ICC measures agreement among raters or measurements, while Cronbach's alpha measures internal consistency of a scale. ICC is typically used for reliability assessments, while Cronbach's alpha is used for scale validation.
How many raters are needed for ICC calculation?
You need at least 2 raters to calculate ICC. More raters generally provide more reliable estimates, but the minimum requirement is 2.

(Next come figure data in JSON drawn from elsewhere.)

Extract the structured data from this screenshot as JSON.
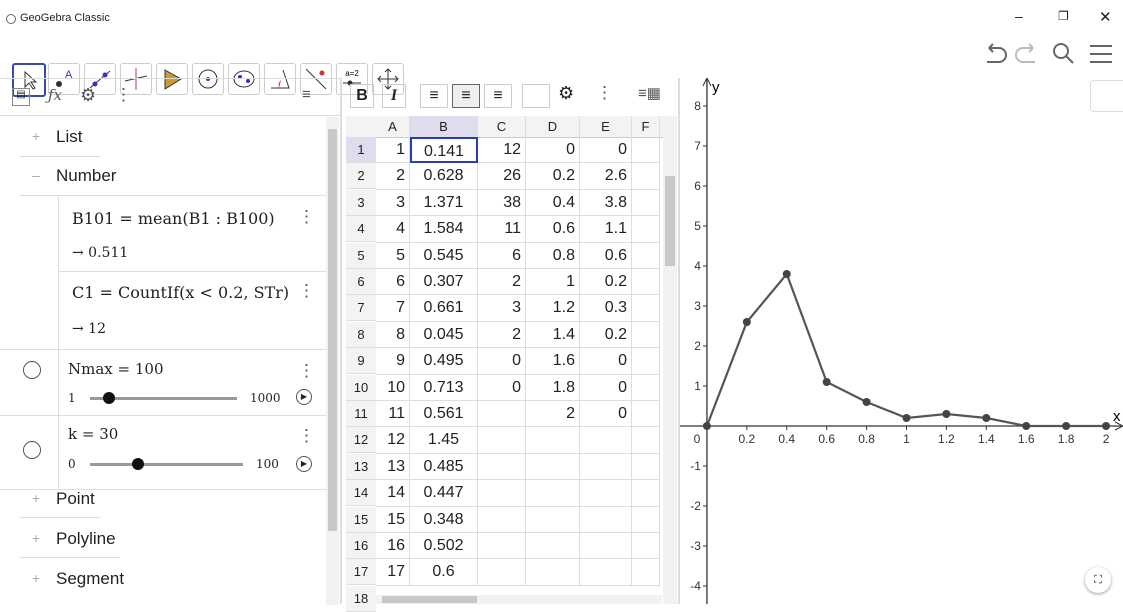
{
  "window": {
    "title": "GeoGebra Classic"
  },
  "toolbar": {
    "tool_label": "a=2"
  },
  "algebra": {
    "groups": [
      "List",
      "Number",
      "Point",
      "Polyline",
      "Segment"
    ],
    "items": [
      {
        "definition": "B101 = mean(B1 : B100)",
        "value": "→ 0.511"
      },
      {
        "definition": "C1 = CountIf(x < 0.2, STr)",
        "value": "→ 12"
      }
    ],
    "sliders": [
      {
        "definition": "Nmax = 100",
        "min": 1,
        "max": 1000
      },
      {
        "definition": "k = 30",
        "min": 0,
        "max": 100
      }
    ]
  },
  "spreadsheet": {
    "buttons": [
      "B",
      "I"
    ],
    "columns": [
      "A",
      "B",
      "C",
      "D",
      "E",
      "F"
    ],
    "row_numbers": [
      1,
      2,
      3,
      4,
      5,
      6,
      7,
      8,
      9,
      10,
      11,
      12,
      13,
      14,
      15,
      16,
      17,
      18
    ],
    "rows": [
      [
        1,
        0.141,
        12,
        0,
        0
      ],
      [
        2,
        0.628,
        26,
        0.2,
        2.6
      ],
      [
        3,
        1.371,
        38,
        0.4,
        3.8
      ],
      [
        4,
        1.584,
        11,
        0.6,
        1.1
      ],
      [
        5,
        0.545,
        6,
        0.8,
        0.6
      ],
      [
        6,
        0.307,
        2,
        1,
        0.2
      ],
      [
        7,
        0.661,
        3,
        1.2,
        0.3
      ],
      [
        8,
        0.045,
        2,
        1.4,
        0.2
      ],
      [
        9,
        0.495,
        0,
        1.6,
        0
      ],
      [
        10,
        0.713,
        0,
        1.8,
        0
      ],
      [
        11,
        0.561,
        null,
        2,
        0
      ],
      [
        12,
        1.45
      ],
      [
        13,
        0.485
      ],
      [
        14,
        0.447
      ],
      [
        15,
        0.348
      ],
      [
        16,
        0.502
      ],
      [
        17,
        0.6
      ]
    ]
  },
  "graphics": {
    "x_label": "x",
    "y_label": "y",
    "x": [
      0,
      0.2,
      0.4,
      0.6,
      0.8,
      1,
      1.2,
      1.4,
      1.6,
      1.8,
      2
    ],
    "y": [
      0,
      2.6,
      3.8,
      1.1,
      0.6,
      0.2,
      0.3,
      0.2,
      0,
      0,
      0
    ],
    "xlim": [
      -0.135,
      2.085
    ],
    "ylim": [
      -4.45,
      8.7
    ],
    "xticks": [
      0,
      0.2,
      0.4,
      0.6,
      0.8,
      1,
      1.2,
      1.4,
      1.6,
      1.8,
      2
    ],
    "yticks": [
      -4,
      -3,
      -2,
      -1,
      1,
      2,
      3,
      4,
      5,
      6,
      7,
      8
    ]
  }
}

What if my data has missing values?
For ICC calculation, you can either exclude subjects with missing data or use imputation methods. Pairwise deletion is commonly used for ICC calculations.
Can I use ICC for continuous and ordinal data?
ICC is typically used for continuous data. For ordinal data, consider using Cohen's kappa or other agreement measures designed for categorical data.
How do I report ICC results?
Report the ICC value, the type of ICC used (e.g., ICC(2,1)), the confidence interval, and the sample size. Include information about raters and subjects.